Firor, of The Elder Scrolls, learned that what brings back those dabblers are big updates with lots of new stuff to do. So his team has started hyping big launches of new stories much the same way TV producers market new seasons for their shows.
"You just need to keep innovating and bring new type of experiences," said Kati Levoranta, CEO of Rovio, maker of the hit Angry Birds mobile game. The company's tweaks and new things to do haven't just enticed existing players back, she said, they've brought new ones in too. As a result, the number of people who have played Angry Birds 2 every day has continued to increase, despite it being four years old.
"We know the world where we live today is quite fast-paced, and there are new things coming along all the time," she said. "So you need to keep yourself fresh and relevant."
Keeping them happy
Game makers said one key to making it all work is giving players a way to offer feedback and then responding with tweaks as they go.

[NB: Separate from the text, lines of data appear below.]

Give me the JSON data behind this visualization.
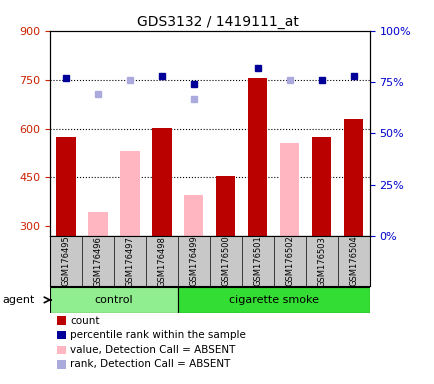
{
  "title": "GDS3132 / 1419111_at",
  "samples": [
    "GSM176495",
    "GSM176496",
    "GSM176497",
    "GSM176498",
    "GSM176499",
    "GSM176500",
    "GSM176501",
    "GSM176502",
    "GSM176503",
    "GSM176504"
  ],
  "ylim_left": [
    270,
    900
  ],
  "ylim_right": [
    0,
    100
  ],
  "yticks_left": [
    300,
    450,
    600,
    750,
    900
  ],
  "yticks_right": [
    0,
    25,
    50,
    75,
    100
  ],
  "count_values": [
    575,
    null,
    null,
    603,
    null,
    453,
    755,
    null,
    575,
    628
  ],
  "absent_value_values": [
    null,
    345,
    530,
    null,
    395,
    null,
    null,
    555,
    null,
    null
  ],
  "percentile_rank_values": [
    77,
    null,
    null,
    78,
    74,
    null,
    82,
    null,
    76,
    78
  ],
  "absent_rank_values": [
    null,
    69,
    76,
    null,
    67,
    null,
    null,
    76,
    null,
    null
  ],
  "bar_width": 0.6,
  "count_color": "#BB0000",
  "absent_value_color": "#FFB6C1",
  "percentile_rank_color": "#000099",
  "absent_rank_color": "#AAAADD",
  "control_color": "#90EE90",
  "smoke_color": "#33DD33",
  "label_bg_color": "#C8C8C8",
  "agent_text": "agent",
  "left_axis_color": "#CC2200",
  "right_axis_color": "#0000CC",
  "grid_color": "black",
  "plot_bg": "white",
  "fig_bg": "white",
  "gridline_yticks": [
    450,
    600,
    750
  ],
  "title_fontsize": 10,
  "tick_fontsize": 8,
  "legend_fontsize": 7.5,
  "sample_fontsize": 6,
  "group_fontsize": 8
}
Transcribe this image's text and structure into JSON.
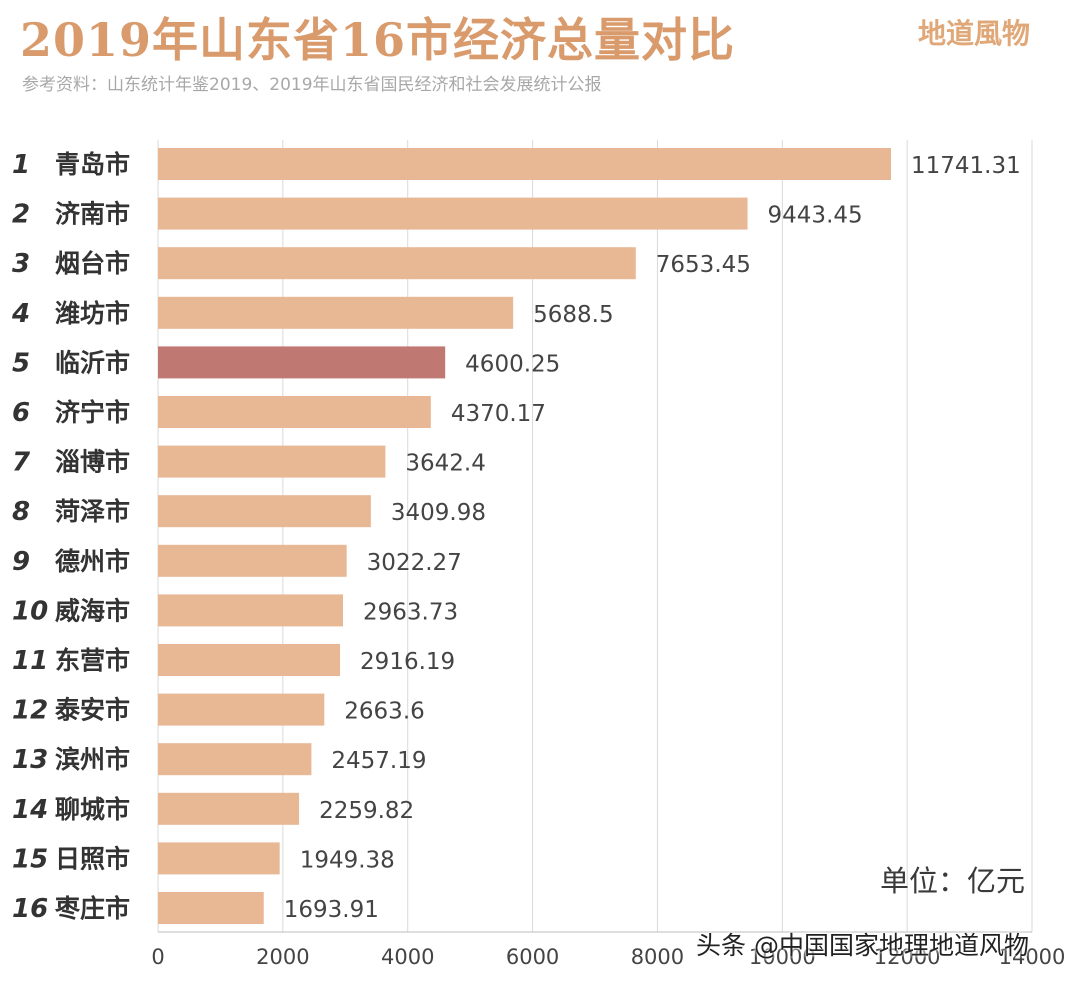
{
  "header": {
    "title": "2019年山东省16市经济总量对比",
    "brand": "地道風物",
    "source": "参考资料：山东统计年鉴2019、2019年山东省国民经济和社会发展统计公报"
  },
  "unit_label": "单位：亿元",
  "watermark": "头条 @中国国家地理地道风物",
  "colors": {
    "bar": "#e8b895",
    "highlight_bar": "#c07872",
    "highlight_text": "#c07872",
    "title": "#d99a6c"
  },
  "chart_data": {
    "type": "bar",
    "orientation": "horizontal",
    "title": "2019年山东省16市经济总量对比",
    "xlabel": "",
    "ylabel": "",
    "unit": "亿元",
    "xlim": [
      0,
      14000
    ],
    "xticks": [
      0,
      2000,
      4000,
      6000,
      8000,
      10000,
      12000,
      14000
    ],
    "ranks": [
      "1",
      "2",
      "3",
      "4",
      "5",
      "6",
      "7",
      "8",
      "9",
      "10",
      "11",
      "12",
      "13",
      "14",
      "15",
      "16"
    ],
    "categories": [
      "青岛市",
      "济南市",
      "烟台市",
      "潍坊市",
      "临沂市",
      "济宁市",
      "淄博市",
      "菏泽市",
      "德州市",
      "威海市",
      "东营市",
      "泰安市",
      "滨州市",
      "聊城市",
      "日照市",
      "枣庄市"
    ],
    "values": [
      11741.31,
      9443.45,
      7653.45,
      5688.5,
      4600.25,
      4370.17,
      3642.4,
      3409.98,
      3022.27,
      2963.73,
      2916.19,
      2663.6,
      2457.19,
      2259.82,
      1949.38,
      1693.91
    ],
    "value_labels": [
      "11741.31",
      "9443.45",
      "7653.45",
      "5688.5",
      "4600.25",
      "4370.17",
      "3642.4",
      "3409.98",
      "3022.27",
      "2963.73",
      "2916.19",
      "2663.6",
      "2457.19",
      "2259.82",
      "1949.38",
      "1693.91"
    ],
    "highlight_index": 4,
    "grid": true
  }
}
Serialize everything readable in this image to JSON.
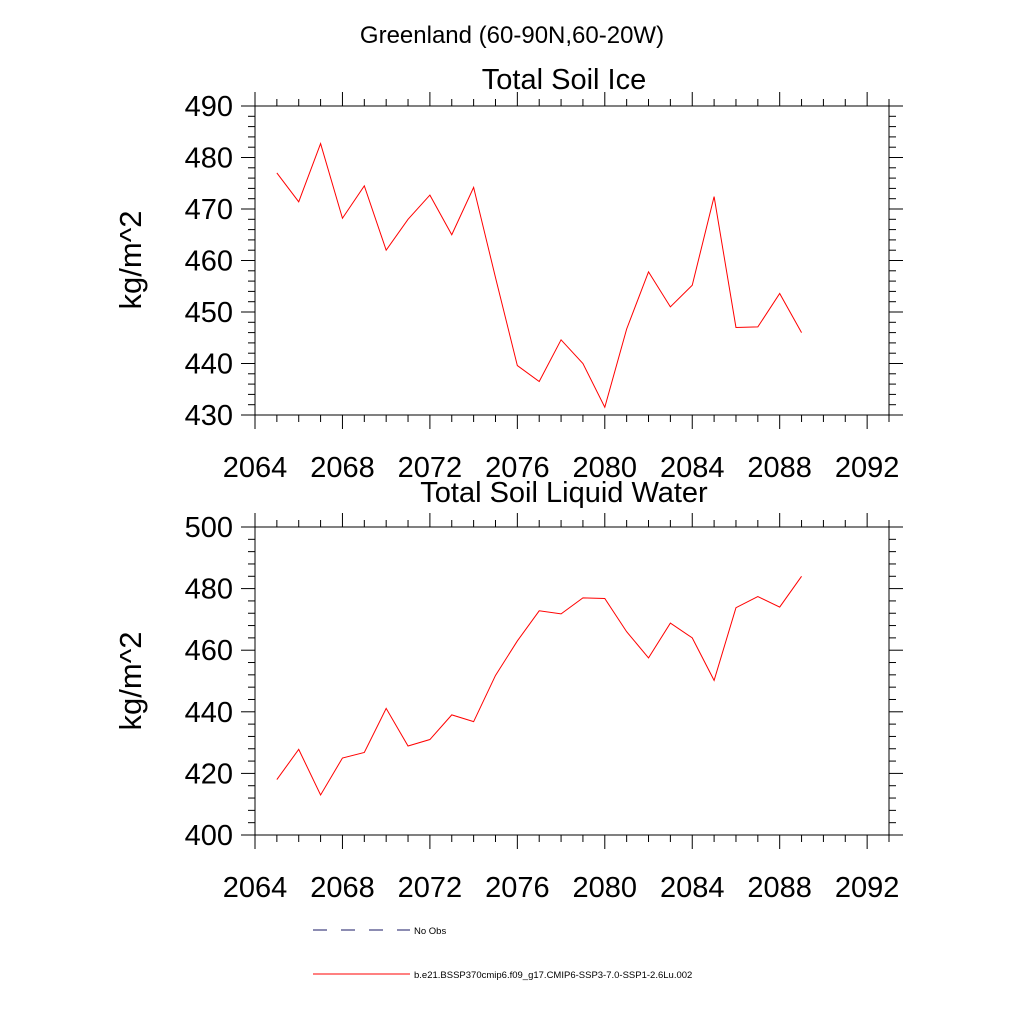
{
  "figure": {
    "title": "Greenland (60-90N,60-20W)"
  },
  "colors": {
    "series": "#ff0000",
    "obs": "#1a1a66",
    "axis": "#000000",
    "background": "#ffffff"
  },
  "legend": {
    "placement": "bottom",
    "entries": [
      {
        "label": "No Obs",
        "style": "dashed",
        "color": "#1a1a66"
      },
      {
        "label": "b.e21.BSSP370cmip6.f09_g17.CMIP6-SSP3-7.0-SSP1-2.6Lu.002",
        "style": "solid",
        "color": "#ff0000"
      }
    ]
  },
  "chart_data": [
    {
      "type": "line",
      "title": "Total Soil Ice",
      "xlabel": "",
      "ylabel": "kg/m^2",
      "xlim": [
        2064,
        2093
      ],
      "ylim": [
        430,
        490
      ],
      "xticks": [
        2064,
        2068,
        2072,
        2076,
        2080,
        2084,
        2088,
        2092
      ],
      "yticks": [
        430,
        440,
        450,
        460,
        470,
        480,
        490
      ],
      "grid": false,
      "x": [
        2065,
        2066,
        2067,
        2068,
        2069,
        2070,
        2071,
        2072,
        2073,
        2074,
        2075,
        2076,
        2077,
        2078,
        2079,
        2080,
        2081,
        2082,
        2083,
        2084,
        2085,
        2086,
        2087,
        2088,
        2089
      ],
      "series": [
        {
          "name": "b.e21.BSSP370cmip6.f09_g17.CMIP6-SSP3-7.0-SSP1-2.6Lu.002",
          "values": [
            477.0,
            471.4,
            482.7,
            468.2,
            474.5,
            462.0,
            468.0,
            472.7,
            465.0,
            474.2,
            456.7,
            439.6,
            436.5,
            444.6,
            440.0,
            431.5,
            446.7,
            457.8,
            451.0,
            455.2,
            472.4,
            447.0,
            447.1,
            453.6,
            446.0
          ]
        }
      ]
    },
    {
      "type": "line",
      "title": "Total Soil Liquid Water",
      "xlabel": "",
      "ylabel": "kg/m^2",
      "xlim": [
        2064,
        2093
      ],
      "ylim": [
        400,
        500
      ],
      "xticks": [
        2064,
        2068,
        2072,
        2076,
        2080,
        2084,
        2088,
        2092
      ],
      "yticks": [
        400,
        420,
        440,
        460,
        480,
        500
      ],
      "grid": false,
      "x": [
        2065,
        2066,
        2067,
        2068,
        2069,
        2070,
        2071,
        2072,
        2073,
        2074,
        2075,
        2076,
        2077,
        2078,
        2079,
        2080,
        2081,
        2082,
        2083,
        2084,
        2085,
        2086,
        2087,
        2088,
        2089
      ],
      "series": [
        {
          "name": "b.e21.BSSP370cmip6.f09_g17.CMIP6-SSP3-7.0-SSP1-2.6Lu.002",
          "values": [
            418.0,
            427.8,
            413.0,
            425.0,
            426.8,
            441.1,
            428.9,
            431.0,
            439.0,
            436.8,
            451.8,
            463.0,
            472.8,
            471.8,
            477.0,
            476.8,
            466.0,
            457.5,
            468.8,
            464.0,
            450.2,
            473.8,
            477.4,
            474.0,
            484.0
          ]
        }
      ]
    }
  ]
}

"You learn over time, because you always have the community giving you feedback," said Yves Guillemot, CEO of Ubisoft, which makes The Division 2 post-apocalyptic paramilitary thriller and Tom Clancy's Rainbow Six Siege strategy game. "We can learn what they want and adapt content to what they need."
Rare's Duncan released the game's biggest changes in April, a year after its initial launch. The update included storylines called Tall Tales, which were developed with the help of dedicated players who tested the changes and gave feedback. The company also put out regular videos to the community to keep them apprised of how development was going, up to its launch.
"Sea of Thieves today wouldn't be the game it is without the journey we've been on in the last year," he said.